Manufacturing production in China rose for the second month in a row in March

Manufacturing production in China rose for the second month in a row in March

China's manufacturing sector saw a surprise return to growth in March, with operating conditions improving for the first time since last November, in part due to positive progress in US-China trade talks.

Firms signalled slightly quicker rises in output and overall new work, while employment increased for the first time in over five years, according to the latest Caixin China manufacturing purchasing managers' index (PMI).

Firmer demand led to a softer fall in purchasing activity, while input inventories also rose slightly for the first time in four months. Average input costs were up, though companies generally passed this on to clients in the form of higher selling prices. And sentiment regarding the 12-month business outlook improved to a ten-month high, amid hopes of further improvements in market conditions.

The headline seasonally adjusted Purchasing Managers' Index (PMI) – a single-figure snapshot of operating conditions in the manufacturing economy – edged up to 50.8 in March, from 49.9 in February. The index reading was also the highest seen since July 2018.

Figures above the 50.0 point mark indicate growth in manufacturing activity.

Manufacturing production in China rose for the second month in a row in March. Though modest, the rate of increase was the quickest seen since last August, and was supported by a stronger (albeit still relatively muted) rise in total new work. Furthermore, new export orders rose slightly after a fall in February.

Staffing levels at goods producers increased during March, to mark the first expansion since October 2013. Some firms mentioned hiring additional workers to support greater production and new business developments. Staff hiring also coincided with sustained signs of stretched capacity at manufacturers, as outstanding workloads continued to rise at a moderate pace.

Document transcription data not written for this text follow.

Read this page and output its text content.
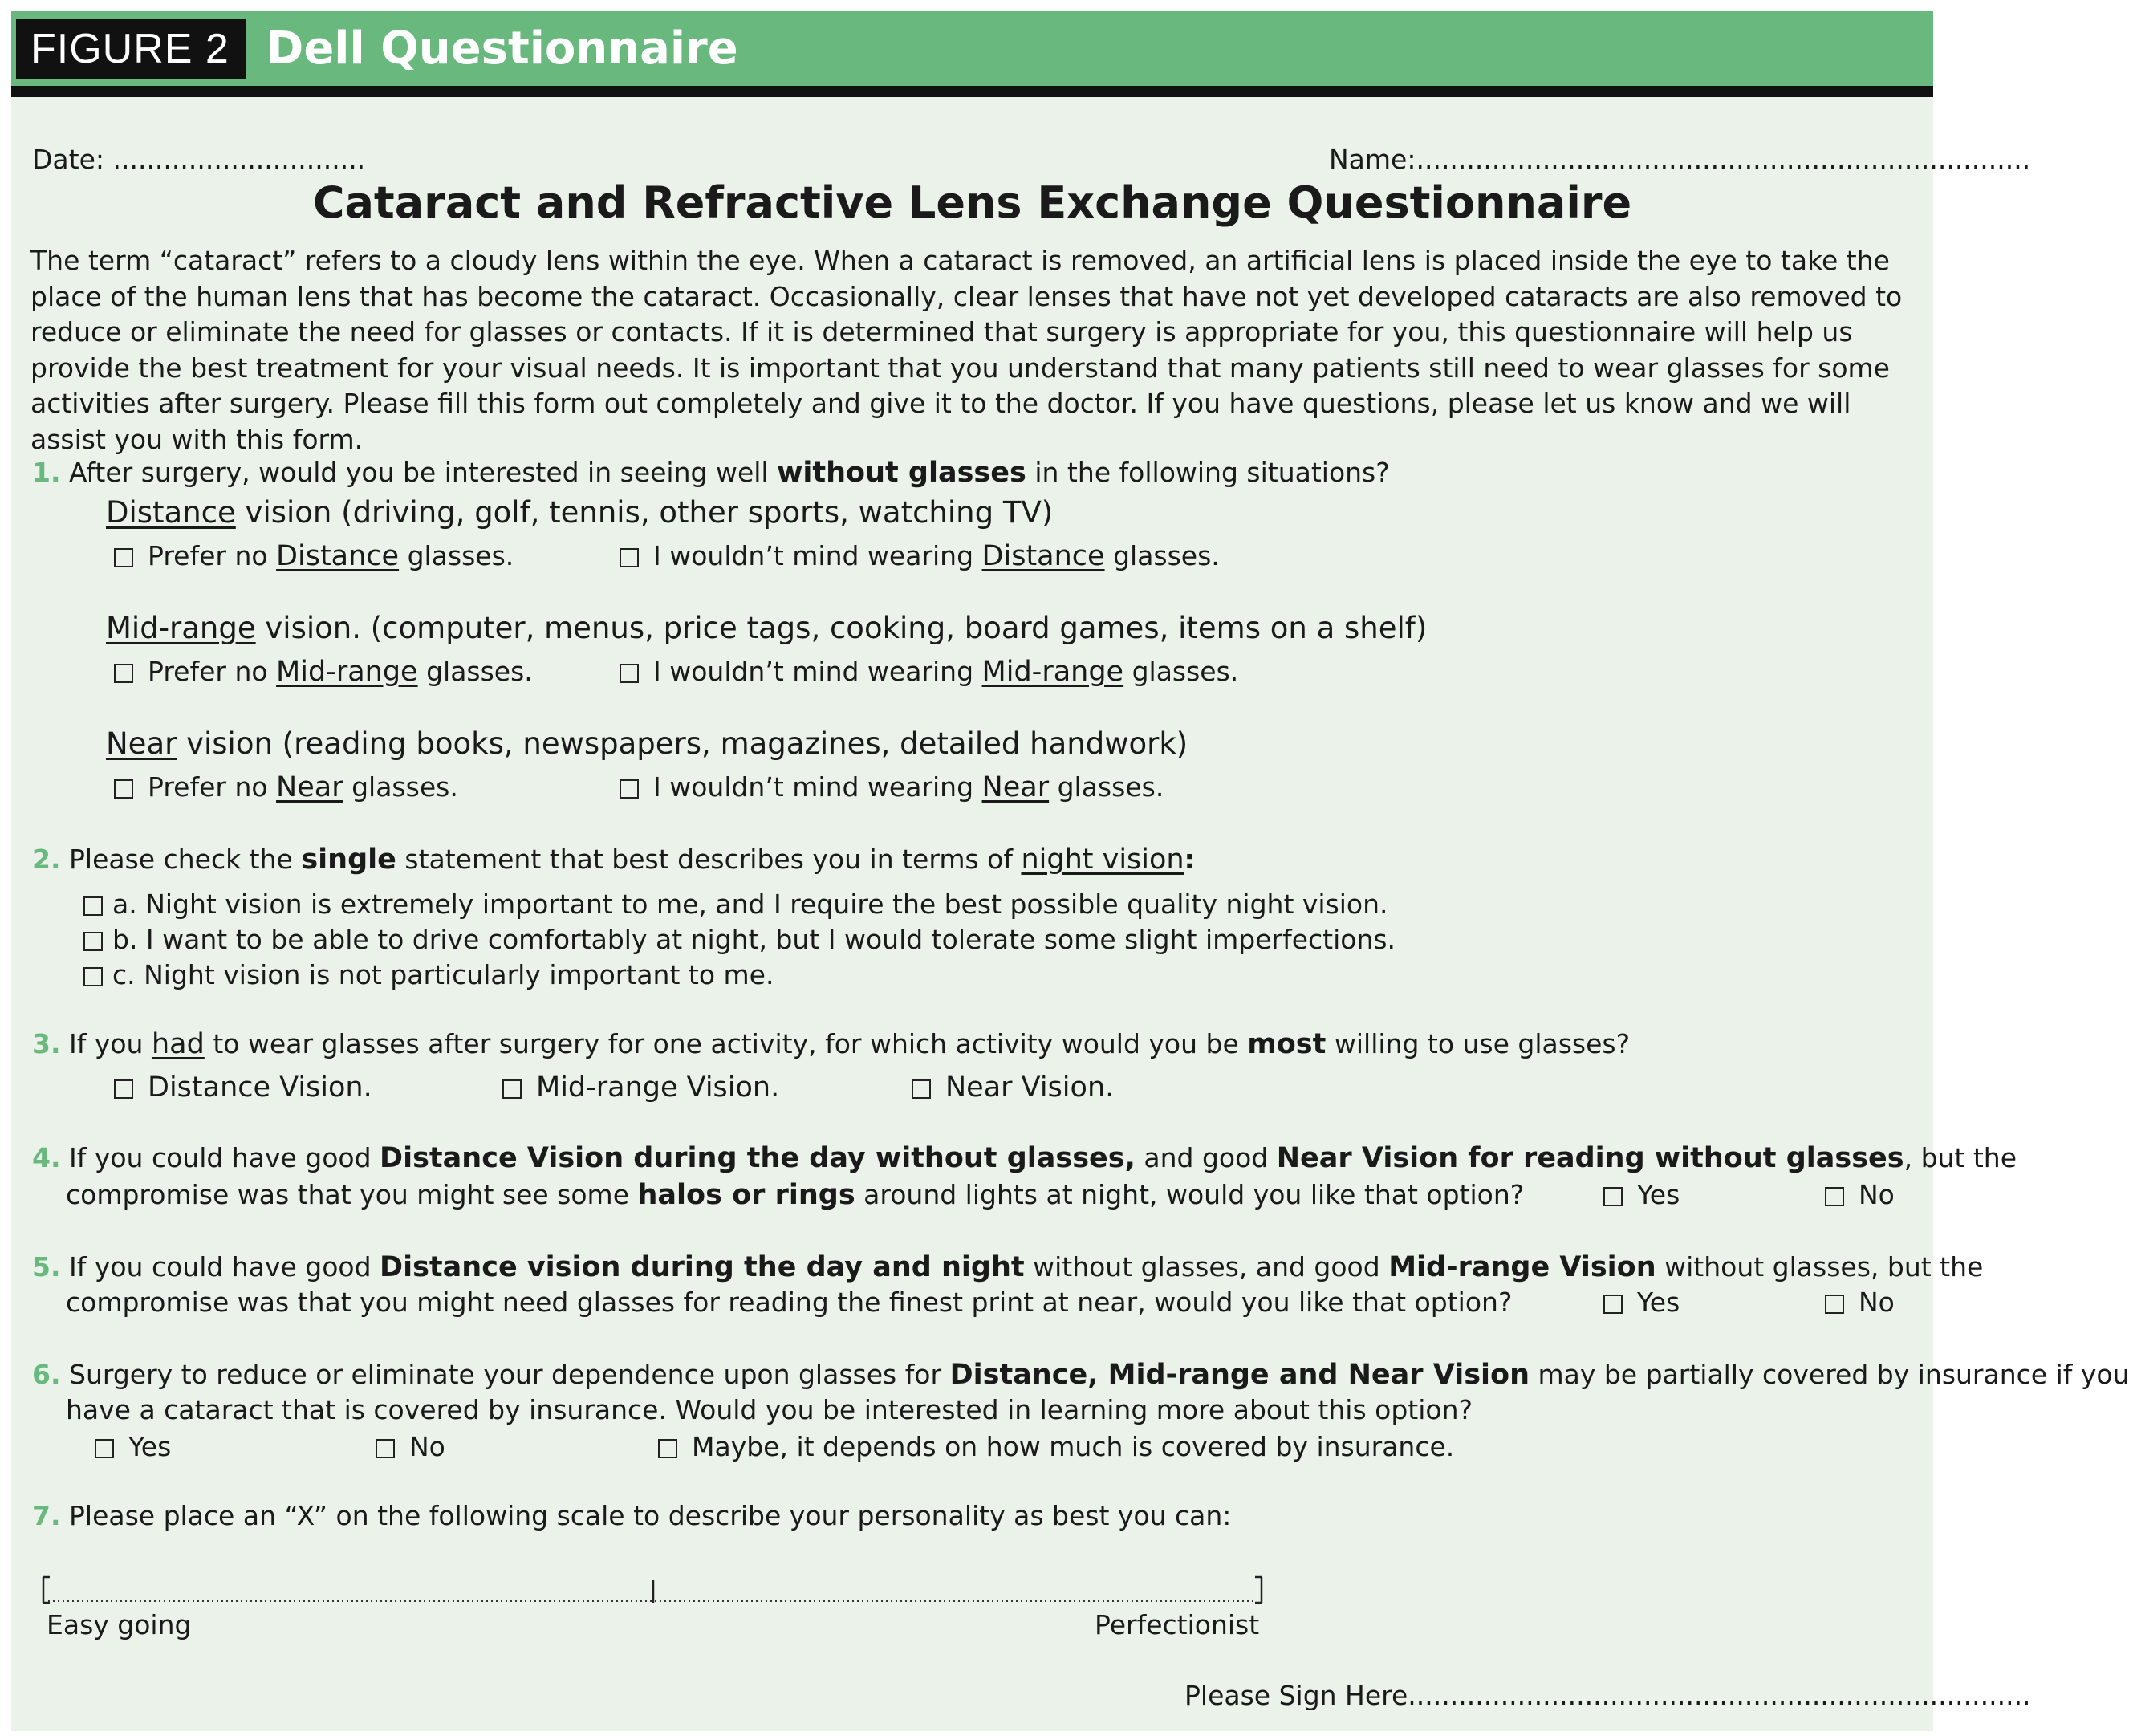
FIGURE 2 Dell Questionnaire
Date: ..............................	Name:.........................................................................
Cataract and Refractive Lens Exchange Questionnaire
The term “cataract” refers to a cloudy lens within the eye. When a cataract is removed, an artificial lens is placed inside the eye to take the place of the human lens that has become the cataract. Occasionally, clear lenses that have not yet developed cataracts are also removed to reduce or eliminate the need for glasses or contacts. If it is determined that surgery is appropriate for you, this questionnaire will help us provide the best treatment for your visual needs. It is important that you understand that many patients still need to wear glasses for some activities after surgery. Please fill this form out completely and give it to the doctor. If you have questions, please let us know and we will assist you with this form.
1. After surgery, would you be interested in seeing well without glasses in the following situations?
Distance vision (driving, golf, tennis, other sports, watching TV)
Prefer no Distance glasses.	I wouldn’t mind wearing Distance glasses.
Mid-range vision. (computer, menus, price tags, cooking, board games, items on a shelf)
Prefer no Mid-range glasses.	I wouldn’t mind wearing Mid-range glasses.
Near vision (reading books, newspapers, magazines, detailed handwork)
Prefer no Near glasses.	I wouldn’t mind wearing Near glasses.
2. Please check the single statement that best describes you in terms of night vision:
a. Night vision is extremely important to me, and I require the best possible quality night vision.
b. I want to be able to drive comfortably at night, but I would tolerate some slight imperfections.
c. Night vision is not particularly important to me.
3. If you had to wear glasses after surgery for one activity, for which activity would you be most willing to use glasses?
Distance Vision.	Mid-range Vision.	Near Vision.
4. If you could have good Distance Vision during the day without glasses, and good Near Vision for reading without glasses, but the
compromise was that you might see some halos or rings around lights at night, would you like that option?	Yes	No
5. If you could have good Distance vision during the day and night without glasses, and good Mid-range Vision without glasses, but the
compromise was that you might need glasses for reading the finest print at near, would you like that option?	Yes	No
6. Surgery to reduce or eliminate your dependence upon glasses for Distance, Mid-range and Near Vision may be partially covered by insurance if you
have a cataract that is covered by insurance. Would you be interested in learning more about this option?
Yes	No	Maybe, it depends on how much is covered by insurance.
7. Please place an “X” on the following scale to describe your personality as best you can:
Easy going	Perfectionist
Please Sign Here..........................................................................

Although purchasing activity continued to decline at the end of the first quarter, the rate of reduction was only slight. Inventories of finished goods also fell at a softer pace in March, contracting only marginally. Stocks of purchases, meanwhile, expanded slightly for the first time in four months.

Average lead times for inputs continued to lengthen during March, but the degree at which vendor performance deteriorated was marginal overall.

After declining in the prior three months, average input prices increased at the end of the first quarter. That said, the rate of inflation was only slight. Companies generally passed on higher input costs to clients by raising their selling prices modestly in March. Some firms also noted that firmer customer demand had enabled them to hike their charges

Optimism towards the year-ahead outlook for production improved to a ten-month high in March, with a number of firms linking positive forecasts to expectations of further improvements to overall market conditions. Nonetheless, confidence remained below the long-run series trend.

Commenting on the China General Manufacturing PMI data, Dr Zhengsheng Zhong, director of macroeconomic analysis at CEBM Group said: "Overall, with a more relaxed financing environment, government efforts to bail out the private sector and positive progress in Sino-US trade talks, the situation across the manufacturing sector recovered in March. The employment situation improved greatly."